De plukker

23 dec. 2020 · 19 keer gelezen · 1 keer geliket

Ik zweef ergens tussen hemel en aarde en denk aan de boomgaard die nu verzonken is in een diepe winterslaap. Ik zie voor me hoe Matteo, mijn trouwe medewerker sinds jaar en dag, de bomen in de juiste vorm boetseert met zijn snelle, vaardige vingers. Drie weken geleden hielp Matteo me deze vlucht te boeken. Een vlucht van amper 7 uur die mij naar een ander werelddeel moet brengen. Ik ben op weg naar New York waar mijn zoon Lucas woont.

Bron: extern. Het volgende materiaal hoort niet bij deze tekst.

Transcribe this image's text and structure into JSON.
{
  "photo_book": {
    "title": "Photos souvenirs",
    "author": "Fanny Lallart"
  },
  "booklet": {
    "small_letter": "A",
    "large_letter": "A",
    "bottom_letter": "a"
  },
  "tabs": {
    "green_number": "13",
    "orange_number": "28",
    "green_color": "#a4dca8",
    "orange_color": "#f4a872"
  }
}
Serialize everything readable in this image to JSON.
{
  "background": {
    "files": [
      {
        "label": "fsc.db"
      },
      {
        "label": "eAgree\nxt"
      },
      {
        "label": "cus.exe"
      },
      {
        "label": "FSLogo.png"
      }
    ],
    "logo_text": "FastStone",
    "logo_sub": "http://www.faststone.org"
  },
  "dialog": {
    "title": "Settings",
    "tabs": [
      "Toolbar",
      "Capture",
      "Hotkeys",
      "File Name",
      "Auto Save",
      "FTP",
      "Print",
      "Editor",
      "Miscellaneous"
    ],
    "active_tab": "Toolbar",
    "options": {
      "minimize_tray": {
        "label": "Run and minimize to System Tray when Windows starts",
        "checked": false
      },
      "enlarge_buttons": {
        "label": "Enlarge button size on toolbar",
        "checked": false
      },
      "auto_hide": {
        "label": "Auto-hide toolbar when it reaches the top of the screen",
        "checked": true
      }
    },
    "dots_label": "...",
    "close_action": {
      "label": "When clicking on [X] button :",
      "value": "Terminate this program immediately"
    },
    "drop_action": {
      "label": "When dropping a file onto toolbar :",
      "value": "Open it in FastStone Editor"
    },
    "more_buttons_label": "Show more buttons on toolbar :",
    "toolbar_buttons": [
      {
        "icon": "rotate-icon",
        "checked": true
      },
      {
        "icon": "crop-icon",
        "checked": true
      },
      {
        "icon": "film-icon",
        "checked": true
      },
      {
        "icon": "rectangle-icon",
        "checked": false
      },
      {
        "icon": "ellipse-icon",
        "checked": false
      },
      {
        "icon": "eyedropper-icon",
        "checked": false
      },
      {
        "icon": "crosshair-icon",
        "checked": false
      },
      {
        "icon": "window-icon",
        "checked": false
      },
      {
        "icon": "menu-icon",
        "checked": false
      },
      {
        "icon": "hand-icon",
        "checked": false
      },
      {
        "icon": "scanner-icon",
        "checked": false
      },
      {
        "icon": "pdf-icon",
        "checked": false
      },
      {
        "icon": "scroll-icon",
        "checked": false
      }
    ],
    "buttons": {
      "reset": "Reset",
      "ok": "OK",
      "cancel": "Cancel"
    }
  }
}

Het is nu bijna acht jaar geleden dat ik hem voor het laatst zag. Samen met zijn Amerikaanse vriendin woont hij in een appartement in Brooklyn. Straks komt hij me oppikken aan de luchthaven. In gedachten oefen ik de woorden waarmee ik hem wil begroeten. Mag ik hem omhelzen of zal dat ongemakkelijk aanvoelen? Hoe kan ik een brug bouwen tussen mijn kleine wereld en zijn gigantisch zwart-wit universum? Als fotograaf ligt zijn focus op de gebouwen en mensen in de metropool. Zijn verhalen spelen zich af tussen de wolkenkrabbers en drukke winkelstraten, in verlaten steegjes en grote parken. Ze worden bevolkt door daklozen en drugsverslaafden, door straatmuzikanten en zakenmannen op Wall Street. Ik kan het hem niet kwalijk nemen dat hij op de vlucht sloeg voor de pijnlijke stilte in ons huis, met enkel de appelbomen als stille getuigen van hoe ik als vader en echtgenoot tekortschoot.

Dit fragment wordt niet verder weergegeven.